Medal of Honor for Having Witnessed the Execution of a Catalan National

The document awarding
the Medal of Honor
The Spanish city of Melilla will award Ramon Antón Mota the Medal of Honor of the Local Police, of which he is the former head. Among the merits for this award, the City Council names that he witnessed “the last execution in Spain, that of Puig Antich, which he attended as a representative of the Government.”

Salvador Puig Antich (Barcelona, May 30, 1948 – March 2, 1974), was a Catalan revolutionary active during the 1960s. He was executed by the Francoist regime after being tried by a military tribunal and found guilty of the death of a Guardia Civil policeman. His execution by garrote became very unpopular at the time. The Catalan painter Antoni Tàpies made a series of lithographs called Assassins and displayed them in the Galerie Maeght in Paris, in honour of Puig Antich's memory. Several books and a film explain his life.

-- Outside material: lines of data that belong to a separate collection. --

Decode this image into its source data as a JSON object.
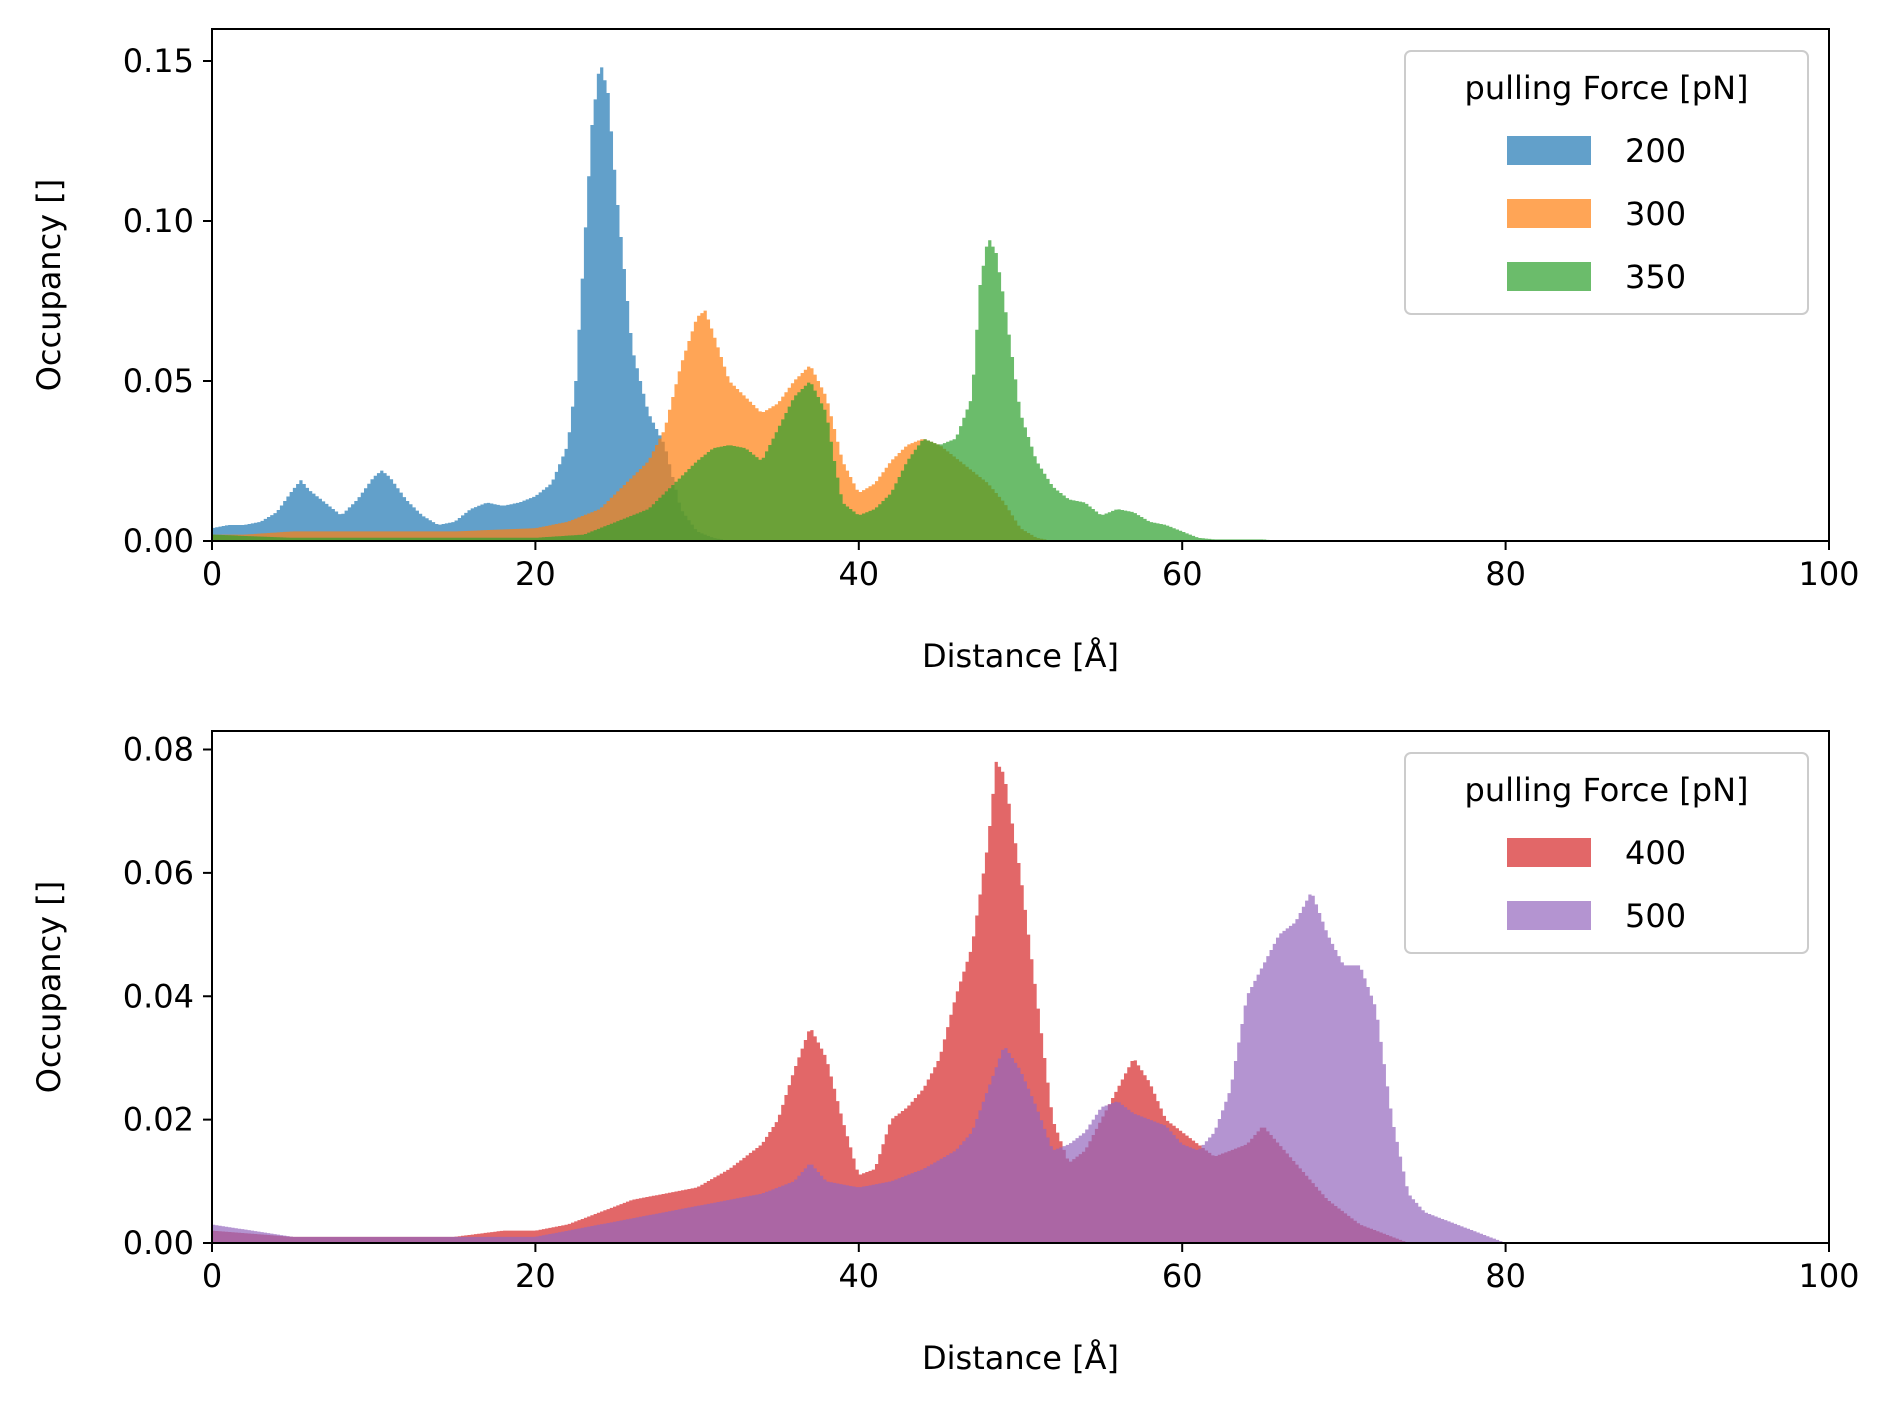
{
  "chart_data": [
    {
      "type": "histogram",
      "xlabel": "Distance [Å]",
      "ylabel": "Occupancy []",
      "xlim": [
        0,
        100
      ],
      "ylim": [
        0,
        0.16
      ],
      "xticks": [
        "0",
        "20",
        "40",
        "60",
        "80",
        "100"
      ],
      "yticks": [
        "0.00",
        "0.05",
        "0.10",
        "0.15"
      ],
      "xtick_values": [
        0,
        20,
        40,
        60,
        80,
        100
      ],
      "ytick_values": [
        0,
        0.05,
        0.1,
        0.15
      ],
      "legend": {
        "title": "pulling Force [pN]",
        "position": "top-right"
      },
      "series": [
        {
          "name": "200",
          "color": "#1f77b4",
          "points": [
            [
              0,
              0.004
            ],
            [
              1,
              0.005
            ],
            [
              2,
              0.005
            ],
            [
              3,
              0.006
            ],
            [
              4,
              0.009
            ],
            [
              5,
              0.016
            ],
            [
              5.5,
              0.019
            ],
            [
              6,
              0.016
            ],
            [
              7,
              0.012
            ],
            [
              8,
              0.008
            ],
            [
              9,
              0.013
            ],
            [
              10,
              0.02
            ],
            [
              10.5,
              0.022
            ],
            [
              11,
              0.02
            ],
            [
              12,
              0.013
            ],
            [
              13,
              0.008
            ],
            [
              14,
              0.005
            ],
            [
              15,
              0.006
            ],
            [
              16,
              0.01
            ],
            [
              17,
              0.012
            ],
            [
              18,
              0.011
            ],
            [
              19,
              0.012
            ],
            [
              20,
              0.014
            ],
            [
              21,
              0.018
            ],
            [
              22,
              0.03
            ],
            [
              22.5,
              0.05
            ],
            [
              23,
              0.09
            ],
            [
              23.5,
              0.13
            ],
            [
              24,
              0.15
            ],
            [
              24.5,
              0.14
            ],
            [
              25,
              0.11
            ],
            [
              25.5,
              0.085
            ],
            [
              26,
              0.06
            ],
            [
              27,
              0.04
            ],
            [
              28,
              0.03
            ],
            [
              29,
              0.01
            ],
            [
              30,
              0.003
            ],
            [
              31,
              0.001
            ],
            [
              32,
              0
            ]
          ]
        },
        {
          "name": "300",
          "color": "#ff7f0e",
          "points": [
            [
              0,
              0.002
            ],
            [
              2,
              0.002
            ],
            [
              5,
              0.003
            ],
            [
              10,
              0.003
            ],
            [
              15,
              0.003
            ],
            [
              20,
              0.004
            ],
            [
              22,
              0.006
            ],
            [
              24,
              0.01
            ],
            [
              25,
              0.015
            ],
            [
              26,
              0.02
            ],
            [
              27,
              0.025
            ],
            [
              28,
              0.035
            ],
            [
              29,
              0.055
            ],
            [
              30,
              0.07
            ],
            [
              30.5,
              0.072
            ],
            [
              31,
              0.065
            ],
            [
              32,
              0.05
            ],
            [
              33,
              0.045
            ],
            [
              34,
              0.04
            ],
            [
              35,
              0.043
            ],
            [
              36,
              0.05
            ],
            [
              37,
              0.055
            ],
            [
              38,
              0.045
            ],
            [
              39,
              0.025
            ],
            [
              40,
              0.015
            ],
            [
              41,
              0.018
            ],
            [
              42,
              0.025
            ],
            [
              43,
              0.03
            ],
            [
              44,
              0.032
            ],
            [
              45,
              0.03
            ],
            [
              46,
              0.026
            ],
            [
              47,
              0.022
            ],
            [
              48,
              0.018
            ],
            [
              49,
              0.012
            ],
            [
              50,
              0.004
            ],
            [
              51,
              0.001
            ],
            [
              52,
              0
            ]
          ]
        },
        {
          "name": "350",
          "color": "#2ca02c",
          "points": [
            [
              0,
              0.002
            ],
            [
              5,
              0.001
            ],
            [
              10,
              0.001
            ],
            [
              15,
              0.001
            ],
            [
              20,
              0.001
            ],
            [
              23,
              0.002
            ],
            [
              25,
              0.006
            ],
            [
              27,
              0.01
            ],
            [
              28,
              0.015
            ],
            [
              29,
              0.02
            ],
            [
              30,
              0.025
            ],
            [
              31,
              0.029
            ],
            [
              32,
              0.03
            ],
            [
              33,
              0.029
            ],
            [
              34,
              0.025
            ],
            [
              35,
              0.035
            ],
            [
              36,
              0.045
            ],
            [
              37,
              0.05
            ],
            [
              38,
              0.04
            ],
            [
              38.5,
              0.025
            ],
            [
              39,
              0.012
            ],
            [
              40,
              0.008
            ],
            [
              41,
              0.01
            ],
            [
              42,
              0.015
            ],
            [
              43,
              0.025
            ],
            [
              44,
              0.032
            ],
            [
              45,
              0.03
            ],
            [
              46,
              0.032
            ],
            [
              47,
              0.045
            ],
            [
              47.5,
              0.08
            ],
            [
              48,
              0.095
            ],
            [
              48.5,
              0.09
            ],
            [
              49,
              0.075
            ],
            [
              50,
              0.04
            ],
            [
              51,
              0.025
            ],
            [
              52,
              0.017
            ],
            [
              53,
              0.013
            ],
            [
              54,
              0.012
            ],
            [
              55,
              0.008
            ],
            [
              56,
              0.01
            ],
            [
              57,
              0.009
            ],
            [
              58,
              0.006
            ],
            [
              59,
              0.005
            ],
            [
              60,
              0.003
            ],
            [
              61,
              0.001
            ],
            [
              62,
              0.0005
            ],
            [
              65,
              0.0005
            ],
            [
              66,
              0
            ]
          ]
        }
      ]
    },
    {
      "type": "histogram",
      "xlabel": "Distance [Å]",
      "ylabel": "Occupancy []",
      "xlim": [
        0,
        100
      ],
      "ylim": [
        0,
        0.083
      ],
      "xticks": [
        "0",
        "20",
        "40",
        "60",
        "80",
        "100"
      ],
      "yticks": [
        "0.00",
        "0.02",
        "0.04",
        "0.06",
        "0.08"
      ],
      "xtick_values": [
        0,
        20,
        40,
        60,
        80,
        100
      ],
      "ytick_values": [
        0,
        0.02,
        0.04,
        0.06,
        0.08
      ],
      "legend": {
        "title": "pulling Force [pN]",
        "position": "top-right"
      },
      "series": [
        {
          "name": "400",
          "color": "#d62728",
          "points": [
            [
              0,
              0.002
            ],
            [
              5,
              0.001
            ],
            [
              10,
              0.001
            ],
            [
              15,
              0.001
            ],
            [
              18,
              0.002
            ],
            [
              20,
              0.002
            ],
            [
              22,
              0.003
            ],
            [
              24,
              0.005
            ],
            [
              26,
              0.007
            ],
            [
              28,
              0.008
            ],
            [
              30,
              0.009
            ],
            [
              32,
              0.012
            ],
            [
              34,
              0.016
            ],
            [
              35,
              0.02
            ],
            [
              36,
              0.028
            ],
            [
              37,
              0.035
            ],
            [
              38,
              0.03
            ],
            [
              39,
              0.02
            ],
            [
              40,
              0.011
            ],
            [
              41,
              0.012
            ],
            [
              42,
              0.02
            ],
            [
              43,
              0.022
            ],
            [
              44,
              0.025
            ],
            [
              45,
              0.03
            ],
            [
              46,
              0.04
            ],
            [
              47,
              0.048
            ],
            [
              48,
              0.065
            ],
            [
              48.5,
              0.078
            ],
            [
              49,
              0.076
            ],
            [
              50,
              0.06
            ],
            [
              51,
              0.04
            ],
            [
              52,
              0.02
            ],
            [
              53,
              0.013
            ],
            [
              54,
              0.015
            ],
            [
              55,
              0.02
            ],
            [
              56,
              0.025
            ],
            [
              57,
              0.03
            ],
            [
              58,
              0.026
            ],
            [
              59,
              0.02
            ],
            [
              60,
              0.018
            ],
            [
              61,
              0.016
            ],
            [
              62,
              0.014
            ],
            [
              63,
              0.015
            ],
            [
              64,
              0.016
            ],
            [
              65,
              0.019
            ],
            [
              66,
              0.016
            ],
            [
              67,
              0.013
            ],
            [
              68,
              0.01
            ],
            [
              69,
              0.007
            ],
            [
              70,
              0.005
            ],
            [
              71,
              0.003
            ],
            [
              72,
              0.002
            ],
            [
              73,
              0.001
            ],
            [
              74,
              0
            ]
          ]
        },
        {
          "name": "500",
          "color": "#9467bd",
          "points": [
            [
              0,
              0.003
            ],
            [
              5,
              0.001
            ],
            [
              10,
              0.001
            ],
            [
              15,
              0.001
            ],
            [
              20,
              0.001
            ],
            [
              22,
              0.002
            ],
            [
              24,
              0.003
            ],
            [
              26,
              0.004
            ],
            [
              28,
              0.005
            ],
            [
              30,
              0.006
            ],
            [
              32,
              0.007
            ],
            [
              34,
              0.008
            ],
            [
              36,
              0.01
            ],
            [
              37,
              0.013
            ],
            [
              38,
              0.01
            ],
            [
              40,
              0.009
            ],
            [
              42,
              0.01
            ],
            [
              44,
              0.012
            ],
            [
              46,
              0.015
            ],
            [
              47,
              0.018
            ],
            [
              48,
              0.025
            ],
            [
              49,
              0.032
            ],
            [
              50,
              0.028
            ],
            [
              51,
              0.022
            ],
            [
              52,
              0.015
            ],
            [
              53,
              0.016
            ],
            [
              54,
              0.018
            ],
            [
              55,
              0.022
            ],
            [
              56,
              0.023
            ],
            [
              57,
              0.021
            ],
            [
              58,
              0.02
            ],
            [
              59,
              0.019
            ],
            [
              60,
              0.016
            ],
            [
              61,
              0.015
            ],
            [
              62,
              0.018
            ],
            [
              63,
              0.025
            ],
            [
              64,
              0.04
            ],
            [
              65,
              0.045
            ],
            [
              66,
              0.05
            ],
            [
              67,
              0.052
            ],
            [
              68,
              0.057
            ],
            [
              69,
              0.05
            ],
            [
              70,
              0.045
            ],
            [
              71,
              0.045
            ],
            [
              72,
              0.038
            ],
            [
              73,
              0.02
            ],
            [
              74,
              0.008
            ],
            [
              75,
              0.005
            ],
            [
              76,
              0.004
            ],
            [
              77,
              0.003
            ],
            [
              78,
              0.002
            ],
            [
              79,
              0.001
            ],
            [
              80,
              0
            ]
          ]
        }
      ]
    }
  ]
}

According to current Spanish law, Franco's 40 year long dictatorship was legal, and so were all the crimes commited under the regime. This trial, for example, cannot be reviewed, nor can the sentence be annulled. Such is also the case of the trial against democratically elected Catalan President Lluís Companys, who was captured in France by the Nazis and handed over to Franco only to be humiliated, tortured, and finally executed. Spain has never apologized to the Catalan people or to Company’s family. But these are only two examples. Thousands were murdered, tortured, and sent into exile under the fascist regime without a fair trial.

Manuel Fraga, the founder and honorific president of the Partido Popular (one of the two largest Spanish political parties, which, according to the most recent polls, is posed to win the upcoming Spanish elections) was a minister under Franco's regime from 1962 to 1969. In 1968 he said:

“Catalonia was occupied by Philip IV, occupied again by Philip V, who defeated it. It was bombed by commander Espartero [...], we occupied it in 1939 and we are willing to occupy it as many times as necessary, and for that I'd be willing to take up arms again. So, you know what you can expect: I have this gun right here to use it again.”

He also said that “Barcelona is a beautiful city, it is a shame it’s located in Catalonia.”

Moreover, Franco’s only political party, Falange Española, is still legal and active in Spain, and Franco is still the honorific mayor of many Spanish cities.

While in Germany the victims of the Nazis are treated with respect, Spain legally protects and awards Franco’s ministers and supporters.